Non si conosce esattamente il numero di persone che arrivano nei campi profughi. Le condizioni delle 30,000 persone nei 13 campi predisposti dal governo sono a dir poco drammatiche. Queste strutture di emergenza sono state predisposte nel giro di qualche settimana, senza fare affidamento su nessuno standard umanitario. Tutte le agenzie umanitarie stanno cercando di far fronte alla crisi per dialogare con il governo in termini di libertà di movimento per i rifugiati e smilitarizzazione dei campi a Vavuniya.

Le trattative fanno parte di una strategia più ampia per il futuro, per tutelare migliaia di persone che non avranno più una casa dove tornare. Nonostante il dispiegamento delle forze militari governative, i ribelli dell’LTTE resistono ostinatamente ad ogni attacco e, sorprendentemente, sono riusciti a far decollare due aerei dal Vanni il 20 febbraio scorso. I velivoli hanno attaccato Colombo, la capitale. Questo atto di sfida mostra che i Tamil sono ancora liberi di agire e combattere. Questo ci riporta alla soluzione del conflitto.
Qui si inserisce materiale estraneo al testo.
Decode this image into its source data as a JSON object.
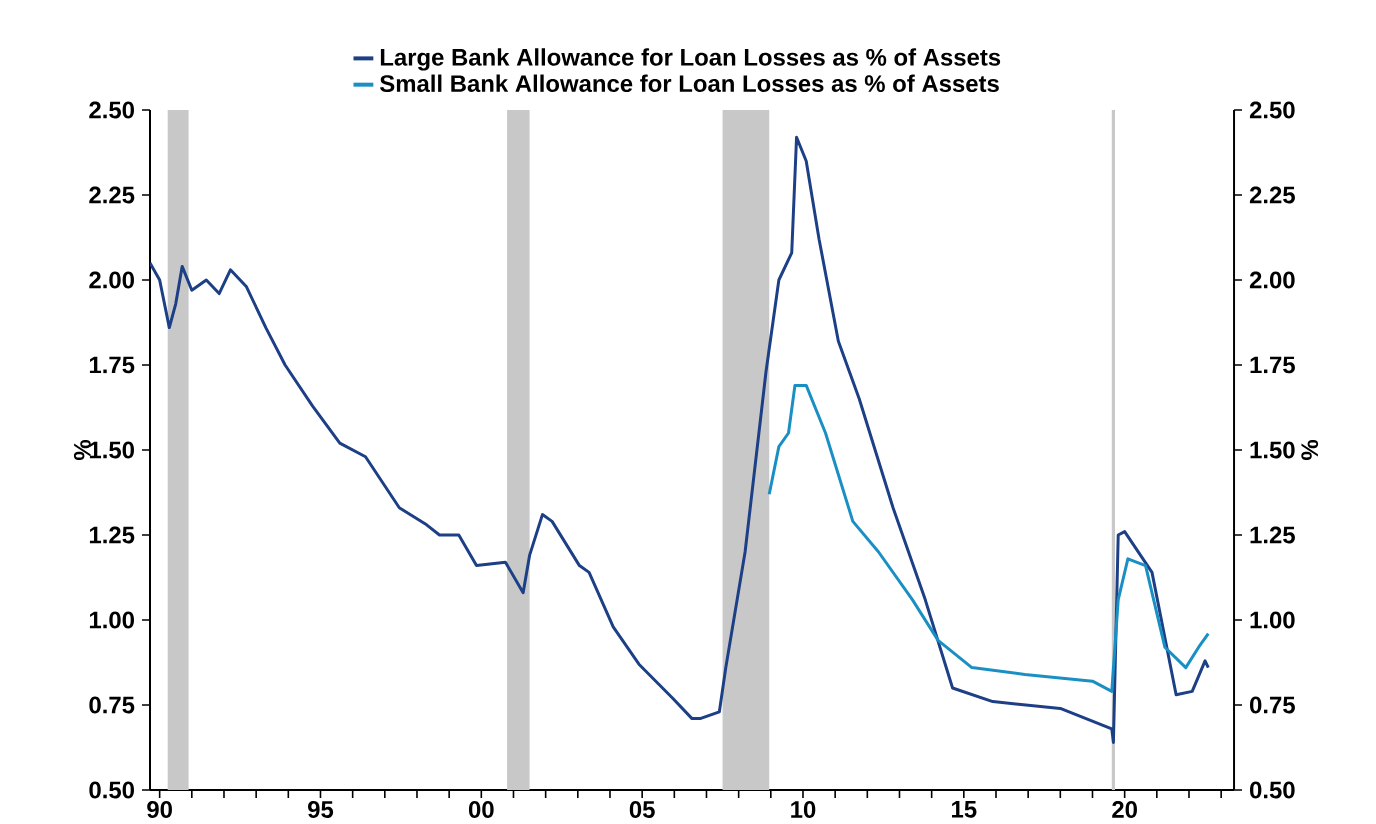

Il Governo dello Sri Lanka ha davanti a sé non solo i problemi legati ai profughi e al loro reinserimento, ma dovrà iniziare a pensare come risolvere la questione politica legata ai diritti dei Tamil nell’isola: finché non ci sarà una parità di diritti tra le diverse etnie e religioni potrà sempre esserci un LTTE pronto ad attaccare e ad attrarre seguaci.